Despite what you may think, I’m not a ‘hard arse’ mother when it comes to what my kids eat.
Sure, there are times and places for treats but I’ve found consistency prevails and is my best friend in establishing healthy eating habits. Not only am considering what they are eating today but setting the foundations for their habits in years to come. Having a healthy relationship with food through removing ‘good’ and ‘bad’ labels and replacing them with ‘often’ and ‘sometimes’ is hopefully moving in the right direction.
We talk about why I choose not to regularly buy foods that are high in sugars and trans fats and why we prefer to make our own healthier versions. Education is key for the kids to make sensible decisions on their own, with the understanding of what a healthy day of eating looks like. We have some days that are better than others but I keep reminding myself that as long as we are 80% on track the 20% is taken in our stride.

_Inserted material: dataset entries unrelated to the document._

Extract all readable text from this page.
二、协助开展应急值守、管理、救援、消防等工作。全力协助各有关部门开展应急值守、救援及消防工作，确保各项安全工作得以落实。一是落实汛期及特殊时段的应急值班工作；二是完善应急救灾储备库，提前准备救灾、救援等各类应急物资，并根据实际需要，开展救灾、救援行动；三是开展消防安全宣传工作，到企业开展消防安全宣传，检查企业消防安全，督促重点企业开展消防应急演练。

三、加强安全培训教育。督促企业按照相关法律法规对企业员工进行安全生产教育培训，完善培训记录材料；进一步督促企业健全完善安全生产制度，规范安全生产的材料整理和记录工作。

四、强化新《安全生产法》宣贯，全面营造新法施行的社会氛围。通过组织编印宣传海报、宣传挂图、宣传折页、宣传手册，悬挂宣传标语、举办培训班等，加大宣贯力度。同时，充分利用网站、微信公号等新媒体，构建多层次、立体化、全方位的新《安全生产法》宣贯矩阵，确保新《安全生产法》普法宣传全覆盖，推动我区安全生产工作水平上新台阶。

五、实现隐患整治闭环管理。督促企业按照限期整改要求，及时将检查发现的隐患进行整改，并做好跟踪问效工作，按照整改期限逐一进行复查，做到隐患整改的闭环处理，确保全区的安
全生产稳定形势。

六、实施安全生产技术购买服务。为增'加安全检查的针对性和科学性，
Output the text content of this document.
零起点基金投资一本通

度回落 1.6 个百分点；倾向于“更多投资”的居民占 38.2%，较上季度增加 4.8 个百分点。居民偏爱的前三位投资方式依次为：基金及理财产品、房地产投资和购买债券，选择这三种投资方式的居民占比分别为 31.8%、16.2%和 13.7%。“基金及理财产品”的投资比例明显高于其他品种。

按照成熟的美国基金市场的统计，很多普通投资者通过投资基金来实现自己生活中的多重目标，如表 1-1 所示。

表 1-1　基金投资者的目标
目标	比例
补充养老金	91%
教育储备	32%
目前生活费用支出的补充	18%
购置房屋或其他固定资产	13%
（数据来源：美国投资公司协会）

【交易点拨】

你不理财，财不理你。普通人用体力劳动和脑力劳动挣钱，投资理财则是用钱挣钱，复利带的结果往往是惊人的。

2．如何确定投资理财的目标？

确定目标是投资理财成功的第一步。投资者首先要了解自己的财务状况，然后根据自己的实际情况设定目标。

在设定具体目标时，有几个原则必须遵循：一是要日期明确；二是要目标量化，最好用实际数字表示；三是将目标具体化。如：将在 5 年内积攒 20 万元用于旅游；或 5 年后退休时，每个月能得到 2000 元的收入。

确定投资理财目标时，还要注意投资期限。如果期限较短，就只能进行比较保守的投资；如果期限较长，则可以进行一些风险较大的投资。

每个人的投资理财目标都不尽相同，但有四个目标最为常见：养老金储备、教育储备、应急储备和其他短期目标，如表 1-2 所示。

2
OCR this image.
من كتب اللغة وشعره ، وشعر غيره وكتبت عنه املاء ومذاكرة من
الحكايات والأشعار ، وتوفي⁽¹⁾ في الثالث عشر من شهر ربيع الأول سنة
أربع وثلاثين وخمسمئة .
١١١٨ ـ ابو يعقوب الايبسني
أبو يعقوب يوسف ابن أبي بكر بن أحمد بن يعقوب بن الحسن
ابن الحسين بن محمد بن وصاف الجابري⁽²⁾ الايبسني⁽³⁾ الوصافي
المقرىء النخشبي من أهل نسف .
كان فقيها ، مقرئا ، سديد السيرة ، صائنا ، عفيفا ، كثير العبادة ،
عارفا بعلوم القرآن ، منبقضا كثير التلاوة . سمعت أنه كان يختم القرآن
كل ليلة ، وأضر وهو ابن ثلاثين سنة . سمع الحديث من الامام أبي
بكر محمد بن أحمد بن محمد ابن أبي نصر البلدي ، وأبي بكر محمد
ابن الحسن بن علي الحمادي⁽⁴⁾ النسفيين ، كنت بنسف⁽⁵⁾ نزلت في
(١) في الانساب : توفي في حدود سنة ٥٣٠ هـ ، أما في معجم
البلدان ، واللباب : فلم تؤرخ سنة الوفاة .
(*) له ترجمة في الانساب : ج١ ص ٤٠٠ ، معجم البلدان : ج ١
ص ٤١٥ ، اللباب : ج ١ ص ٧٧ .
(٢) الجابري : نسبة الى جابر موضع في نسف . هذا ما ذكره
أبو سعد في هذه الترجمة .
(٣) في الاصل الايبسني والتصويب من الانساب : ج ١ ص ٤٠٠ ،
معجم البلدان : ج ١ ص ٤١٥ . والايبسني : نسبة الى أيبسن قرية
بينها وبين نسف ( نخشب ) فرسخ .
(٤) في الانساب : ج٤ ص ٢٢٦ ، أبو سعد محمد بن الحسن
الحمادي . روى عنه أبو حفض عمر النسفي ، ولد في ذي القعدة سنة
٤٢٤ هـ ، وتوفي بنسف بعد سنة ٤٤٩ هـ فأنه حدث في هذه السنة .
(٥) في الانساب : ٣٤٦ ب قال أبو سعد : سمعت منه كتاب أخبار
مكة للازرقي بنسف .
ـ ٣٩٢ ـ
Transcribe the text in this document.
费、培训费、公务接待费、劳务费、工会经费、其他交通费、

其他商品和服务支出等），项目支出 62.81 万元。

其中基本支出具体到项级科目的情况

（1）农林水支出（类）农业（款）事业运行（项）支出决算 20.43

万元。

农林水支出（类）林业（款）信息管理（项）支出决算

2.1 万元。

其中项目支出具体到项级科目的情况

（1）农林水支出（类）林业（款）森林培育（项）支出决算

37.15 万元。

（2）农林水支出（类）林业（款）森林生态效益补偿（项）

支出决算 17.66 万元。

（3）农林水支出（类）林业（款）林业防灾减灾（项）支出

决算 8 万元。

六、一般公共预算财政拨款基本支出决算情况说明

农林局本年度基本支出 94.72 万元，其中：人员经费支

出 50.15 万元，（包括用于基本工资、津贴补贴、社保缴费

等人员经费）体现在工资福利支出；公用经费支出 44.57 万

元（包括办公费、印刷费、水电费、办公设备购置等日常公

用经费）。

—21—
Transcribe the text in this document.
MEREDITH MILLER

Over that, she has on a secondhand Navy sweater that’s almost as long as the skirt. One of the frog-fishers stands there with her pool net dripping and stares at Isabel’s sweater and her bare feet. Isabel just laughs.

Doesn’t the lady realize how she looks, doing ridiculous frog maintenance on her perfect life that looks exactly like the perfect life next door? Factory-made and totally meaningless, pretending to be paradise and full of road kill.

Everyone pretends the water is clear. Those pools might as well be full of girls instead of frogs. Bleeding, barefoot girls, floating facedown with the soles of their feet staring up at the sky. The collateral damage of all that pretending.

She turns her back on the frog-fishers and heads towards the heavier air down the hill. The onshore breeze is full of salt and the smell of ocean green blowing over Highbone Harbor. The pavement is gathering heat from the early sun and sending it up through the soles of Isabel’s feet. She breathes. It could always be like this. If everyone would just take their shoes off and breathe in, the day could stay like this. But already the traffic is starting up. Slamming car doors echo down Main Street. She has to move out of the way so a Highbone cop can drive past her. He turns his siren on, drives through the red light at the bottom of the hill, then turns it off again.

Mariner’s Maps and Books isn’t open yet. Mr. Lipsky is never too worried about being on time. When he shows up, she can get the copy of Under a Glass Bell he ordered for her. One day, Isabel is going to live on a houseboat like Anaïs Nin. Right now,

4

Unlike adults, kids need their energy levels topped up regularly because they are so damn active and growing each millisecond. Enter the role of healthy snacks.
Snacks are seen to be something quick that we can just chuck in our bags or have on call when the time strikes but do you know what is really in them? I try to keep away from the prepackaged, processed type not only because they usually don’t have many nutrients but also because of the overuse of packaging that just adds up to landfill end.
Kids taste buds can become so groomed to snacks that are sweet. It’s difficult to choose a product on face value, with so many loopholes allowing companies to ride on claims that they are ‘natural’ or ‘organic’. These terms mean nothing if they are stuffed full of sugar and vegetable oils.
The most important tool you can learn is how to read labels on the side of packets. This is your best guide.
How to choose the best kids snack foods
This table is a good guide of what to look for in kids snack items (handy also to take a photo and keep on your phone for reference)
*remember you are looking at per 100gm here so don’t get caught looking at per serve on your food item.
As you can see anything under 3gm fat (paying more attention to saturated fats), 5gm sugar and 120gm sodium, is considered the best option.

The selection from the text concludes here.